You are viewing a plain text version of this content. The canonical link for it is here.
Posted to solr-user@lucene.apache.org by Phillip Farber <pf...@umich.edu> on 2009/10/08 20:27:51 UTC
Optimization of large shard succeeded
I thought I'd summarize a method that solved the problem we were having
trying to optimize a large shard that was running out of disk space,
df=100% (400g), du=~380g. After we ran out of space, if we restarted
tomcat, segment files disappeared from disk leaving 3 segments.
What worked: we used the <optimize maxSegments=... functionality to
optimize in maxSegments stages of powers of 2: 16, 8, 4, 2, 1. We did
not see the merged segment files from previous generations left on disk.
The staged optimize was as fast as optimizing once to a single segment
which was the case which ran out of space.
We were not adding documents to the index. We committed before doing the
staged optimize. We do not delete documents. We do not use
replication/distribution/snapshooter.

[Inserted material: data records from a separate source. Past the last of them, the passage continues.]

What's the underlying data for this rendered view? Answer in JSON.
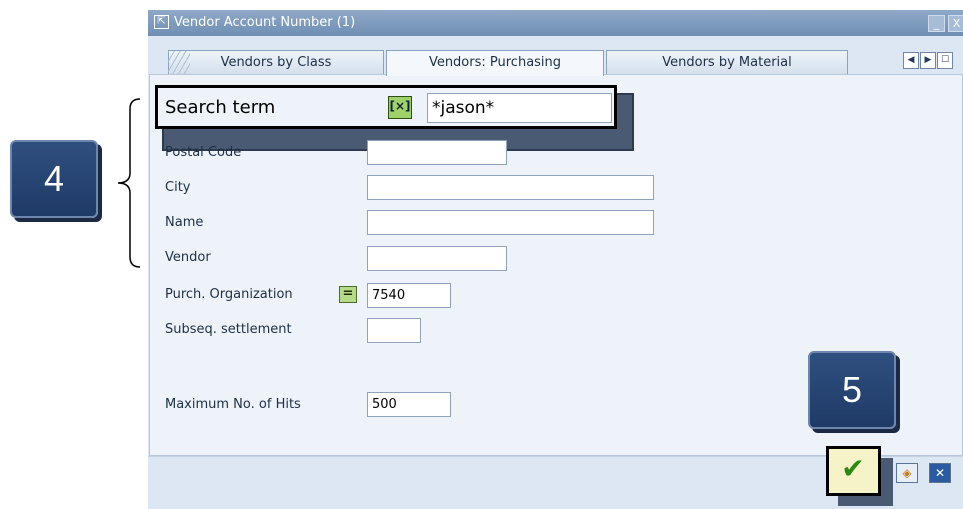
{
  "window": {
    "title": "Vendor Account Number (1)",
    "window_icon": "dialog-icon",
    "minimize_glyph": "_",
    "close_glyph": "X"
  },
  "tabs": [
    {
      "label": "Vendors by Class",
      "active": false
    },
    {
      "label": "Vendors: Purchasing",
      "active": true
    },
    {
      "label": "Vendors by Material",
      "active": false
    }
  ],
  "tab_nav": {
    "left_glyph": "◀",
    "right_glyph": "▶",
    "list_glyph": "☐"
  },
  "search_term": {
    "label": "Search term",
    "operator_glyph": "[×]",
    "value": "*jason*"
  },
  "fields": [
    {
      "label": "Postal Code",
      "value": ""
    },
    {
      "label": "City",
      "value": ""
    },
    {
      "label": "Name",
      "value": ""
    },
    {
      "label": "Vendor",
      "value": ""
    },
    {
      "label": "Purch. Organization",
      "value": "7540",
      "operator_glyph": "="
    },
    {
      "label": "Subseq. settlement",
      "value": ""
    },
    {
      "label": "Maximum No. of Hits",
      "value": "500"
    }
  ],
  "callouts": {
    "step4": "4",
    "step5": "5"
  },
  "footer": {
    "ok_glyph": "✔",
    "multi_glyph": "◈",
    "cancel_glyph": "✕"
  },
  "colors": {
    "accent": "#2f4f80",
    "title_bar": "#7d99bd",
    "panel": "#eef3f9",
    "ok_check": "#2b8a12"
  }
}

We do not autocommit.
400g LVM volume, 192g/30 segment shard, optimized: 188g
solrconfig:
<useCompoundFile>false</useCompoundFile>
<mergeFactor>10</mergeFactor>
<ramBufferSizeMB>32</ramBufferSizeMB>
<maxMergeDocs>2147483647</maxMergeDocs>
<maxFieldLength>10000000</maxFieldLength>
<unlockOnStartup>false</unlockOnStartup>
<reopenReaders>true</reopenReaders>
<deletionPolicy class="solr.SolrDeletionPolicy">
<str name="keepOptimizedOnly">false</str>
<str name="maxCommitsToKeep">1</str>
schema:
<field name="id" type="string" indexed="true" stored="true"
required="true"/>
<field name="ocr" type="CommonGramTest" indexed="true" stored="false"
required="true"/>
<field name="title" type="string" indexed="true" stored="true"
multiValued="true" required="true"/>
<field name="rights" type="sint" indexed="true" stored="true"
required="true"/>
<field name="author" type="string" indexed="true" stored="true"
multiValued="true"/>
<field name="date" type="string" indexed="true" stored="true"/>
Phil
hathitrust.org